Terrestrik Terrestrik Im Januar 2013 verschreckte eine Nachricht die DVB-T Zuschauer in den Ballungsgebieten: RTL beendet bis Ende 2014 die terrestrische Verbreitung der Programme RTL, RTLII, SuperRTL und Vox. Im Dezember 2013 ruderte der Fernsehkonzern wieder zurück und avisierte die „Überprüfung“ der Entscheidung. Der RTL-Multiplex bleibt zwei weitere Jahre in der Luft, hieß es im Juni 2014.

Wurde so entschieden weil, wie RTL argumentierte, Formulierungen der Koalitionsvereinbarung der neuen Bundesregierung von CDU/CSU und SPD vom November 2013 den Forderungen der Privaten entgegen kommen? Oder spielte es auch eine Rolle, dass die Konkurrenz - vor allem die ProSiebenSat1-Gruppe -, sich zu DVB-T bekannte und nach Sixx mit weiteren neuen Programmen (Sat1.Gold, Pro7MAXX) in die von RTL hinterlassene Lücke sprang?

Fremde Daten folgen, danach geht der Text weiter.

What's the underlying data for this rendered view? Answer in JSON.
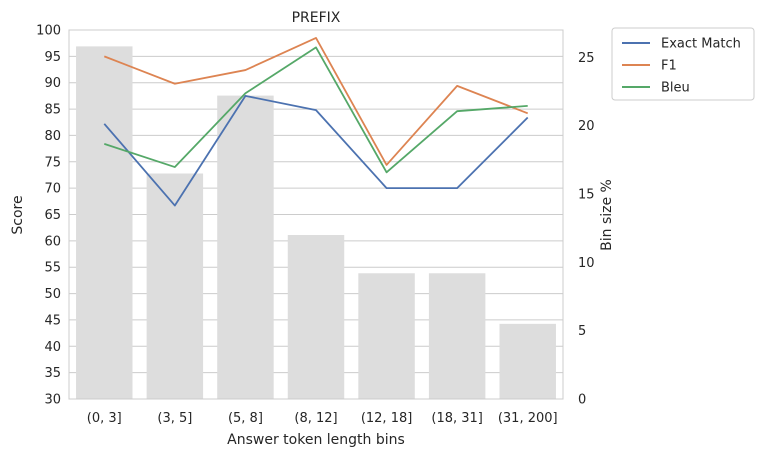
{
  "chart_data": {
    "type": "bar+line",
    "title": "PREFIX",
    "xlabel": "Answer token length bins",
    "ylabel": "Score",
    "y2label": "Bin size %",
    "categories": [
      "(0, 3]",
      "(3, 5]",
      "(5, 8]",
      "(8, 12]",
      "(12, 18]",
      "(18, 31]",
      "(31, 200]"
    ],
    "ylim": [
      30,
      100
    ],
    "yticks": [
      "30",
      "35",
      "40",
      "45",
      "50",
      "55",
      "60",
      "65",
      "70",
      "75",
      "80",
      "85",
      "90",
      "95",
      "100"
    ],
    "y2lim": [
      0,
      27
    ],
    "y2ticks": [
      "0",
      "5",
      "10",
      "15",
      "20",
      "25"
    ],
    "grid": true,
    "legend_position": "outside-top-right",
    "bars": {
      "axis": "right",
      "color": "#dddddd",
      "values": [
        25.8,
        16.5,
        22.2,
        12.0,
        9.2,
        9.2,
        5.5
      ]
    },
    "series": [
      {
        "name": "Exact Match",
        "color": "#4c72b0",
        "values": [
          82.2,
          66.7,
          87.5,
          84.8,
          70.0,
          70.0,
          83.4
        ]
      },
      {
        "name": "F1",
        "color": "#dd8452",
        "values": [
          95.0,
          89.8,
          92.4,
          98.5,
          74.4,
          89.4,
          84.2
        ]
      },
      {
        "name": "Bleu",
        "color": "#55a868",
        "values": [
          78.4,
          74.0,
          88.0,
          96.7,
          73.0,
          84.6,
          85.6
        ]
      }
    ]
  }
}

Hier Auszüge aus Dokumenten und einige Bemerkungen dazu.

Die Parteien der großen Koalition hatten im Koalitionsvertrag u.a. formuliert:
„Bei der Frequenzplanung (Digitale Dividende II) werden wir auf nationaler und europäischer Ebene im Einvernehmen mit den Ländern die Belange des hiervon betroffenen Rundfunks (DVB-T) und die Interessen der Nutzer drahtloser Produktionsmittel (z. B. in Kultureinrichtungen) berücksichtigen. Die für den Umstieg auf DVB-T2 notwendigen Voraussetzungen müssen erhalten bleiben.“ (Seite 135)
Die Bundesregierung wolle sich für „eine bedarfsgereichte Bereitstellung von Funkfrequenzen für drahtlose Kommunikationsnetzwerke in allen Teilen Deutschlands“ verwenden ... „Die durch den Einsatz DVB-T2 künftig frei werdenden Frequenzen wollen wir im Einvernehmen mit den Bundesländern vorrangig für die Breitbandversorgung im ländlichen Raum bereitstellen.“ (Seite 47)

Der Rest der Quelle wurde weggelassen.